While McCarthy's article is very informative she fails to explicitly clarify what Dawkins meant by a "selfish gene". This definition is very important because this conception of gene selfishness can result in behavior that is (or at least appears) to be altruistic in a social sense but selfish in a genetic sense. This theory is summarized by saying that the organism will evolve in such a way that ensures its genetic information gets passed on to the next generation. Whether this organism has behavior that is "altruistic" or is "selfish" in a social aspect is more of a byproduct of what the organism evolved from and the environmental setting in which it evolved and lives.

-- Keith Vanderpool
Chicago

Children should be interpreted and not heard
BY JAMES PONIEWOZIK
(05/20/99)

Gasp, people are responsible for their own actions? What kind of anarchic filth is Salon starting to spread? I agree 100 percent, but I also feel that the proliferation of weapons in our culture surely exacerbates the problem. Controlling the flow of guns may not help much, but it sure as hell can't hurt.

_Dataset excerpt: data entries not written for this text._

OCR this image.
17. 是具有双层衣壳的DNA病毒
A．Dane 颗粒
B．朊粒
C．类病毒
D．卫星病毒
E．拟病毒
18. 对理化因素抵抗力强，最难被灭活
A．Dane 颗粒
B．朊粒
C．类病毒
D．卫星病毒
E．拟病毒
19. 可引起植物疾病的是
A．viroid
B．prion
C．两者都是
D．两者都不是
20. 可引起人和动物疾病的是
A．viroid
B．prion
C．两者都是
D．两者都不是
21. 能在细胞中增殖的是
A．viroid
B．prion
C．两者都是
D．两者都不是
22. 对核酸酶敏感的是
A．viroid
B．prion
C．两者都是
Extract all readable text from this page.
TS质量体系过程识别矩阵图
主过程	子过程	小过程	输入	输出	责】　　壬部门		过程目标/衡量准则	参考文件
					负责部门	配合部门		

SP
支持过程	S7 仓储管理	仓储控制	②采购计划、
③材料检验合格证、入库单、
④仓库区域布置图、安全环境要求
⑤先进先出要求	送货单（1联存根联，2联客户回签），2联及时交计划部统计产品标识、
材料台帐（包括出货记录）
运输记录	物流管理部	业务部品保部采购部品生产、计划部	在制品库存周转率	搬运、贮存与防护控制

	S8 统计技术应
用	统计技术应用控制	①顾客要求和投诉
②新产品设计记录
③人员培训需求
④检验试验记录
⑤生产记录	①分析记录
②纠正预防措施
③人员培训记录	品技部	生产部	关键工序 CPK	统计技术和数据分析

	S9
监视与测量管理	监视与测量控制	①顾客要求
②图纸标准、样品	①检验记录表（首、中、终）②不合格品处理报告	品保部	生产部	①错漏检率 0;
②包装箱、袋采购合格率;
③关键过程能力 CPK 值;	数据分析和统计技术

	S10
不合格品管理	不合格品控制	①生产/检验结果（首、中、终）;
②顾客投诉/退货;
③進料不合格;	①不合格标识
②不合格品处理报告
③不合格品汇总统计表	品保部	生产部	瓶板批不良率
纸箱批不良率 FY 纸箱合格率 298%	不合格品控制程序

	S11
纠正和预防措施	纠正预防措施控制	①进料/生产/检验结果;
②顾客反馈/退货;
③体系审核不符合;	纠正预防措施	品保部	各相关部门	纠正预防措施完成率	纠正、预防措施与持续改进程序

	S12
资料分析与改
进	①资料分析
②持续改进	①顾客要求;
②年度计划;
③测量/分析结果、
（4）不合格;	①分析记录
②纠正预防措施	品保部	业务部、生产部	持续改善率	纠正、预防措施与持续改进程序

This country has a skewed and perverse culture in our high schools which mirrors our adult society. Clique brutality helps train our kids for the rough-and-tumble business world. And it is a damn shame. I am starting to believe that the word "cool" is trying to compete with "God" in getting people foolishly killed, abused, humiliated, mocked and left behind. "Cool" kids tease and brutalize those who aren't like them. Always have. Always will.

But in the end, yes, we must hold the individual responsible. Yes, his kitty may have died when he was 4; yes, his girlfriend may have dumped him; yes, his mom may have beaten his dad; yes he can get a gun out of a gumball machine these days; yes, the rubber-headed TV anchor may have explained in detail how to make a pipe bomb. But yes, if he goes to school and blows everyone away, he will be responsible. We may know why he did it, but he made the choice. He will have to pay.